For 2024 the aim remains to post a review at least every other Friday and to complete the Bookpacking reading journey.

28 February 2020

Middle England – Jonathan Coe


The book opens with Benjamin Trotter returning to his home in the Midlands after his mother’s funeral. He has his father with him, and, as the evening progresses, they are joined by a succession of close friends and relatives who turn up uninvited, concerned at his quiet departure from the wake. That is in 2010, and the cast assembled form the core of characters that will take the reader through the events of the ensuing decade with all its challenges.

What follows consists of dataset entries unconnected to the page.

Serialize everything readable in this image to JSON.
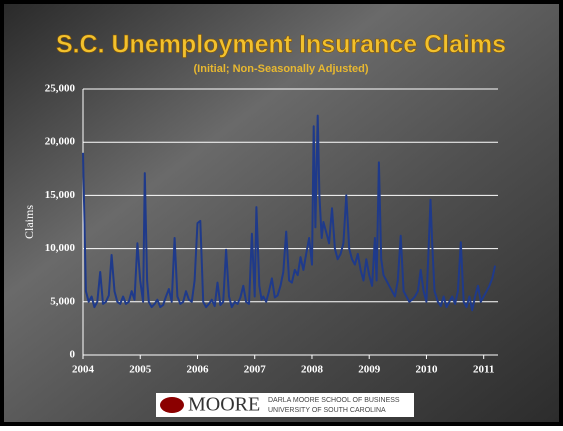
{
  "chart_data": {
    "type": "line",
    "title": "S.C. Unemployment Insurance Claims",
    "subtitle": "(Initial; Non-Seasonally Adjusted)",
    "y_label": "Claims",
    "color": "#1f3a8a",
    "grid": true,
    "xlim": [
      2004,
      2011.25
    ],
    "xticks": [
      2004,
      2005,
      2006,
      2007,
      2008,
      2009,
      2010,
      2011
    ],
    "ylim": [
      0,
      25000
    ],
    "yticks": [
      0,
      {
        "value": 5000,
        "label": "5,000"
      },
      {
        "value": 10000,
        "label": "10,000"
      },
      {
        "value": 15000,
        "label": "15,000"
      },
      {
        "value": 20000,
        "label": "20,000"
      },
      {
        "value": 25000,
        "label": "25,000"
      }
    ],
    "x": [
      2004.0,
      2004.05,
      2004.1,
      2004.15,
      2004.2,
      2004.25,
      2004.3,
      2004.35,
      2004.4,
      2004.45,
      2004.5,
      2004.55,
      2004.6,
      2004.65,
      2004.7,
      2004.75,
      2004.8,
      2004.85,
      2004.9,
      2004.95,
      2005.0,
      2005.05,
      2005.08,
      2005.12,
      2005.15,
      2005.2,
      2005.25,
      2005.3,
      2005.35,
      2005.4,
      2005.45,
      2005.5,
      2005.55,
      2005.6,
      2005.65,
      2005.7,
      2005.75,
      2005.8,
      2005.85,
      2005.9,
      2005.95,
      2006.0,
      2006.05,
      2006.1,
      2006.15,
      2006.2,
      2006.25,
      2006.3,
      2006.35,
      2006.4,
      2006.45,
      2006.5,
      2006.55,
      2006.6,
      2006.65,
      2006.7,
      2006.75,
      2006.8,
      2006.85,
      2006.9,
      2006.95,
      2007.0,
      2007.03,
      2007.08,
      2007.12,
      2007.15,
      2007.2,
      2007.25,
      2007.3,
      2007.35,
      2007.4,
      2007.45,
      2007.5,
      2007.55,
      2007.6,
      2007.65,
      2007.7,
      2007.75,
      2007.8,
      2007.85,
      2007.9,
      2007.95,
      2008.0,
      2008.03,
      2008.06,
      2008.1,
      2008.13,
      2008.17,
      2008.2,
      2008.25,
      2008.3,
      2008.35,
      2008.4,
      2008.45,
      2008.5,
      2008.55,
      2008.6,
      2008.65,
      2008.7,
      2008.75,
      2008.8,
      2008.85,
      2008.9,
      2008.95,
      2009.0,
      2009.05,
      2009.1,
      2009.13,
      2009.17,
      2009.21,
      2009.25,
      2009.3,
      2009.35,
      2009.4,
      2009.45,
      2009.5,
      2009.55,
      2009.6,
      2009.65,
      2009.7,
      2009.75,
      2009.8,
      2009.85,
      2009.9,
      2009.95,
      2010.0,
      2010.03,
      2010.07,
      2010.1,
      2010.14,
      2010.2,
      2010.25,
      2010.3,
      2010.35,
      2010.4,
      2010.45,
      2010.5,
      2010.55,
      2010.6,
      2010.65,
      2010.7,
      2010.75,
      2010.8,
      2010.85,
      2010.9,
      2010.95,
      2011.0,
      2011.05,
      2011.1,
      2011.15,
      2011.2
    ],
    "values": [
      19000,
      6000,
      5000,
      5500,
      4500,
      5000,
      7800,
      4800,
      5000,
      5600,
      9400,
      6000,
      5000,
      4800,
      5500,
      4800,
      5000,
      6000,
      5200,
      10500,
      7000,
      5000,
      17100,
      7000,
      5000,
      4500,
      4800,
      5200,
      4500,
      4700,
      5500,
      6200,
      5000,
      11000,
      5500,
      4800,
      5000,
      6000,
      5200,
      5000,
      7000,
      12400,
      12600,
      5000,
      4500,
      4800,
      5200,
      4600,
      6800,
      4700,
      5000,
      9900,
      5500,
      4500,
      5000,
      4800,
      5400,
      6500,
      5000,
      4800,
      11400,
      5500,
      13900,
      6500,
      5200,
      5500,
      5000,
      6000,
      7200,
      5400,
      5600,
      6500,
      7800,
      11600,
      7000,
      6800,
      8000,
      7500,
      9200,
      8000,
      9500,
      11000,
      8500,
      21500,
      12000,
      22500,
      15000,
      11000,
      12500,
      11500,
      10500,
      13800,
      10000,
      9000,
      9500,
      10500,
      15000,
      10000,
      9000,
      8500,
      9500,
      8000,
      7000,
      9000,
      7500,
      6500,
      11000,
      7000,
      18100,
      9000,
      7500,
      7000,
      6500,
      6000,
      5500,
      7000,
      11200,
      6000,
      5500,
      5000,
      5200,
      5500,
      6000,
      8000,
      6000,
      5000,
      9000,
      14600,
      10500,
      6000,
      5000,
      4600,
      5500,
      4500,
      5000,
      5500,
      4800,
      6000,
      10600,
      5000,
      4500,
      5500,
      4200,
      5500,
      6500,
      5000,
      5500,
      6000,
      6500,
      7200,
      8400
    ]
  },
  "footer": {
    "logo": "MOORE",
    "line1": "DARLA MOORE SCHOOL OF BUSINESS",
    "line2": "UNIVERSITY OF SOUTH CAROLINA"
  }
}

They are a diverse bunch, though a couple were at grammar school with Benjamin - an owner of a garden centre who gives a businessman’s perspective and a newspaper columnist who provides an insight into the political machine. From the family is Benjamin’s sister, Lois who is a university librarian, and her daughter, Sophie.

Sophie brings the younger generation into the picture. Her best friend, Sohan, is gay and of immigrant stock. Sophie, herself, in a reaction against her previous relationships with liberal metropolitan academic types, starts one with a working guy in Birmingham. His mother is far to the right and employs a Polish cleaner. Throwing in a couple more friends from Benjamin’s schooldays, Charlie Chappell, the children’s entertainer, and Jennifer Hawkins, Ben’s first failed attempt at coupling, provides additional scope for comedy.

The interplay between this panoply of characters and the significant events of the decade – the London Olympics, the US presidential election, the EU referendum, three general elections, and Brexit - paints a broad but vivid picture of Middle England in the 2010s. Each viewpoint is given respect, placed in real life context, with mouthpieces that articulate the debates of the day: immigration v racism; political correctness v equality of opportunity; and taking back control v cultural isolation. The destructive nature of the arguments takes its toll, but is there some hope for reconciliation at a personal level?

Difficult as the task is, the book successfully and entertainingly achieves its aims of reflecting life in middle England in a turbulent decade.